En aquella UCD, que en lugar de Unión de Centro Democrático podría haberse denominado «Unión de Conglomerados Diversos», Adolfo Suárez tenía la fama de ser hábil y pragmático, pero a medida que ha pasado el tiempo, y miras hacia atrás, sin ira y sin nostalgia, adviertes que quizás, entre todo aquél batiburrillo, donde se mezclaban propagandistas de Acción Católica, falangistas convertidos, liberales de siempre y socialdemócratas de última hora, puede que el más idealista, y, sin ninguna duda, el más imaginativo, el más osado y el más audaz, fuera ese Adolfo Suarez que los demócratas recién escudillados, que veníamos de coquetear con la Junta Democrática, observábamos con suficiencia adolescente, cuando era él quien nos había dado el carnet de diputados, y el que nos había sacado del anonimato.

Se lo dijo, alto y claro, Emilio Attard, un valenciano sabio y agudo, durante una de esas reuniones «ucedianas» celebradas en esta ocasión en el Eurobuilding: «Presidente, tú nos has hecho diputados, pero nosotros te hemos proporcionado la legitimidad democrática de la que carecías». Y Adolfo escuchó sin una alarma, porque sabía que era verdad.
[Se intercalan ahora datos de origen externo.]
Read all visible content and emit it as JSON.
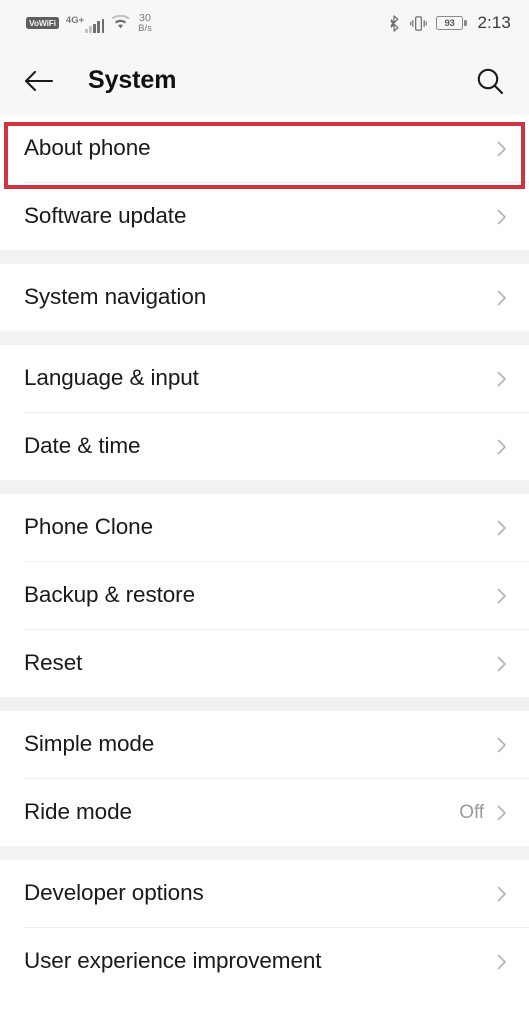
{
  "status_bar": {
    "vowifi_badge": "VoWiFi",
    "network_type": "4G+",
    "signal_icon": "signal-bars-icon",
    "wifi_icon": "wifi-icon",
    "data_rate_value": "30",
    "data_rate_unit": "B/s",
    "bluetooth_icon": "bluetooth-icon",
    "vibrate_icon": "vibrate-icon",
    "battery_percent": "93",
    "time": "2:13"
  },
  "header": {
    "back_icon": "back-arrow-icon",
    "title": "System",
    "search_icon": "search-icon"
  },
  "colors": {
    "highlight": "#cf3440",
    "page_bg": "#ffffff",
    "group_gap": "#f2f2f2",
    "header_bg": "#f7f7f7",
    "divider": "#ededed",
    "label": "#1a1a1a",
    "value": "#9a9a9a"
  },
  "groups": [
    {
      "rows": [
        {
          "label": "About phone",
          "value": "",
          "highlighted": true
        },
        {
          "label": "Software update",
          "value": "",
          "highlighted": false
        }
      ]
    },
    {
      "rows": [
        {
          "label": "System navigation",
          "value": "",
          "highlighted": false
        }
      ]
    },
    {
      "rows": [
        {
          "label": "Language & input",
          "value": "",
          "highlighted": false
        },
        {
          "label": "Date & time",
          "value": "",
          "highlighted": false
        }
      ]
    },
    {
      "rows": [
        {
          "label": "Phone Clone",
          "value": "",
          "highlighted": false
        },
        {
          "label": "Backup & restore",
          "value": "",
          "highlighted": false
        },
        {
          "label": "Reset",
          "value": "",
          "highlighted": false
        }
      ]
    },
    {
      "rows": [
        {
          "label": "Simple mode",
          "value": "",
          "highlighted": false
        },
        {
          "label": "Ride mode",
          "value": "Off",
          "highlighted": false
        }
      ]
    },
    {
      "rows": [
        {
          "label": "Developer options",
          "value": "",
          "highlighted": false
        },
        {
          "label": "User experience improvement",
          "value": "",
          "highlighted": false
        }
      ]
    }
  ]
}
Lo que no sabíamos nosotros es que sin él hubiéramos permanecido en la marginalidad política, y que era algo más que un tipo listo. Para neutralizar un Ejército con tendencias autoritarias y tentaciones golpistas; para desmontar los demonios y los miedos de la memoria histórica, nada ficticios; para embridar a un Partido Comunista, que era el único con infraestructura en todo el territorio y fuera de él; para soportar la carga de plomo y sangre de una ETA sanguinaria que cada semana servía un presente de ataúdes y dolor; incluso para detener una inflación del 17% era necesario algo más que listeza, porque eran labores en las que se requería tanta inteligencia como idealismo.
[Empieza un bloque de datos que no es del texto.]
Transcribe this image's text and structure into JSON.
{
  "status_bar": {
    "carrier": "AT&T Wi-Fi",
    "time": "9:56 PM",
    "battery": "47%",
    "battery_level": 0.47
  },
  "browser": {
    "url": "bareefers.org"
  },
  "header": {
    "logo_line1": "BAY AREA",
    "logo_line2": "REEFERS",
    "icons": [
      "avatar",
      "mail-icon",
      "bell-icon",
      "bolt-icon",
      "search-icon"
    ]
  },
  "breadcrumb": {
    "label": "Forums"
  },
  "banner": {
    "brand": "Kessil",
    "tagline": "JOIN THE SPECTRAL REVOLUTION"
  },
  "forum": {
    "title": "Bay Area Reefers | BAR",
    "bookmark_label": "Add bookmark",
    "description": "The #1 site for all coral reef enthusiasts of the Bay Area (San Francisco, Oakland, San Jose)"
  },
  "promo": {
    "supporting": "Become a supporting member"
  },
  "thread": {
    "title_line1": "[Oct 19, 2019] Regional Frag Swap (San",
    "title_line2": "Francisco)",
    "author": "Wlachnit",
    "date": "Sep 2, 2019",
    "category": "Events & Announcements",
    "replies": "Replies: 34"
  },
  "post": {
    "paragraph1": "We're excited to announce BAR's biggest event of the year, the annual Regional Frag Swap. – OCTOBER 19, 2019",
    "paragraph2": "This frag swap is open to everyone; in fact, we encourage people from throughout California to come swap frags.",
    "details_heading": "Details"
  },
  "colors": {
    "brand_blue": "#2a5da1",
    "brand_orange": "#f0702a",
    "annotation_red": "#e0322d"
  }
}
Hace 37 años el idealismo de Adolfo Suárez pasaba inadvertido, porque cada día había que inventarse el presente y poner la primera piedra del futuro, pero con el pragmatismo a secas no se lleva a cabo una labor tan difícil como delicada, que salió bien, pero que pudo salir mal, y en estos años del siglo XXI habría catedráticos de Historia Contemporánea que nos explicarían porqué salió mal. Adolfo Suárez no estuvo solo, por supuesto, como ninguna gran personalidad está siempre solo, pero fueron los pragmáticos auténticos del regate a corto plazo, los que, cruzado el Rubicón, comenzaron a hacer los cálculos de la vieja, las maniobras para derribar al Julio César que había hecho posible la hazaña, y los que tejieron con prisas pero sin pausas un enorme cordón de soledad que le llevó a la dimisión, y no porque le faltaran ilusiones, ni siquiera idealismo, sino porque los jefecillos de los reinos de taifas, estaban encerrados en el reparto de listas y puestos.
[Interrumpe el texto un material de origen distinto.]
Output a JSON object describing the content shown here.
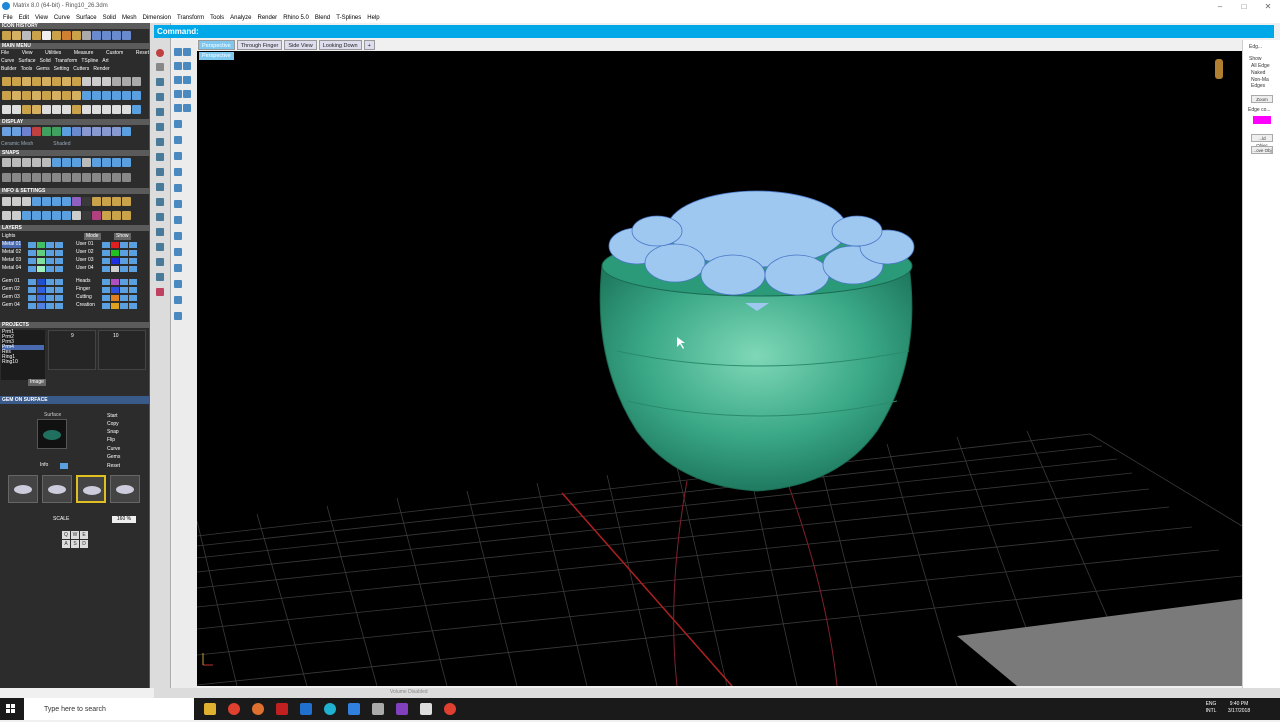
{
  "app": {
    "title": "Matrix 8.0 (64-bit) - Ring10_26.3dm",
    "window_controls": [
      "–",
      "□",
      "✕"
    ]
  },
  "menu": [
    "File",
    "Edit",
    "View",
    "Curve",
    "Surface",
    "Solid",
    "Mesh",
    "Dimension",
    "Transform",
    "Tools",
    "Analyze",
    "Render",
    "Rhino 5.0",
    "Blend",
    "T-Splines",
    "Help"
  ],
  "command": {
    "label": "Command:"
  },
  "left_panel": {
    "icon_history": "ICON HISTORY",
    "main_menu": "MAIN MENU",
    "main_menu_items": [
      "File",
      "View",
      "Utilities",
      "Measure",
      "Custom",
      "Reset"
    ],
    "main_menu_row2": [
      "Curve",
      "Surface",
      "Solid",
      "Transform",
      "TSpline",
      "Art"
    ],
    "main_menu_row3": [
      "Builder",
      "Tools",
      "Gems",
      "Setting",
      "Cutters",
      "Render"
    ],
    "display": "DISPLAY",
    "display_modes": [
      "Ceramic Mesh",
      "Shaded"
    ],
    "snaps": "SNAPS",
    "info_settings": "INFO & SETTINGS",
    "layers": "LAYERS",
    "layer_lights": "Lights",
    "layer_modes": [
      "Mode",
      "Show"
    ],
    "layers_left": [
      "Metal 01",
      "Metal 02",
      "Metal 03",
      "Metal 04",
      "Gem 01",
      "Gem 02",
      "Gem 03",
      "Gem 04"
    ],
    "layers_right": [
      "User 01",
      "User 02",
      "User 03",
      "User 04",
      "Heads",
      "Finger",
      "Cutting",
      "Creation"
    ],
    "layer_colors_right": [
      "#e02020",
      "#20c020",
      "#2030e0",
      "#d0d0d0",
      "#b050c0",
      "#3050e0",
      "#e08020",
      "#e0a020"
    ],
    "projects": "PROJECTS",
    "project_items": [
      "Prm1",
      "Prm2",
      "Prm3",
      "Prm4",
      "Res",
      "Ring1",
      "Ring10"
    ],
    "project_cols": [
      "9",
      "10"
    ],
    "project_buttons": [
      "Image"
    ],
    "gem_on_surface": "GEM ON SURFACE",
    "surface_label": "Surface",
    "info_label": "Info",
    "gem_options": [
      "Start",
      "Copy",
      "Snap",
      "Flip",
      "Curve",
      "Gems",
      "Reset"
    ],
    "scale_label": "SCALE",
    "scale_value": "160 %",
    "keys": [
      "Q",
      "W",
      "E",
      "A",
      "S",
      "D"
    ]
  },
  "viewport": {
    "tabs": [
      "Perspective",
      "Through Finger",
      "Side View",
      "Looking Down"
    ],
    "add_tab": "+",
    "active_label": "Perspective",
    "bg_color": "#000000",
    "accent": "#7ec8f0"
  },
  "right_panel": {
    "edge_label": "Edg...",
    "show_label": "Show",
    "show_options": [
      "All Edge",
      "Naked",
      "Non-Ma Edges"
    ],
    "zoom_btn": "Zoom",
    "edge_color_label": "Edge co...",
    "edge_color": "#ff00ff",
    "obj_btn": "...ld Objec",
    "remove_btn": "...ove Obj"
  },
  "status": {
    "text": "Volume Disabled"
  },
  "taskbar": {
    "search_placeholder": "Type here to search",
    "lang": "ENG",
    "lang2": "INTL",
    "time": "9:40 PM",
    "date": "3/17/2018"
  }
}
Y es que, Adolfo Suárez, que había conseguido incluso que la izquierda aceptara la bandera de siempre, que no la de Franco, no pudo lograr que la UCD fuera un partido, y, a pesar de que ante notario los virreyes renegaron de sus siglas, siguieron ejerciendo de capos de sus respectivas tribus y anteponiendo sus intereses de grupo a los del país. Los demócratas de toda la vida, los del limpio historial antifranquista, los que no habíamos tenido nada que ver con la Secretaría General del Movimiento, nos comportamos, a la postre, de manera más cicatera y menos generosa que Suárez. Y mientras discutíamos de listas y de cuotas de poder doméstico, por debajo de nosotros había peligrosas tormentas de las que no sabíamos nada.

Amenaza golpista

Hubo incluso un serio intento de golpe de Estado que fue desmontado dialécticamente por un general, cuyo nombre desvelaré cuando me den permiso. Aquel general vino a decir: «De acuerdo: un golpe de Estado no es nada difícil, y será un éxito contemplando a las personas que aquí estamos. Pero, al día siguiente, hay que gobernar. ¿Quién va a ser ministro de Asuntos Exteriores, quién se va a hacer cargo de la cartera de Educación, de Agricultura, etcétera? Y, sobre todo, ¿qué hacemos con el Rey? ¿Lo ponemos en la frontera o lo encarcelamos?».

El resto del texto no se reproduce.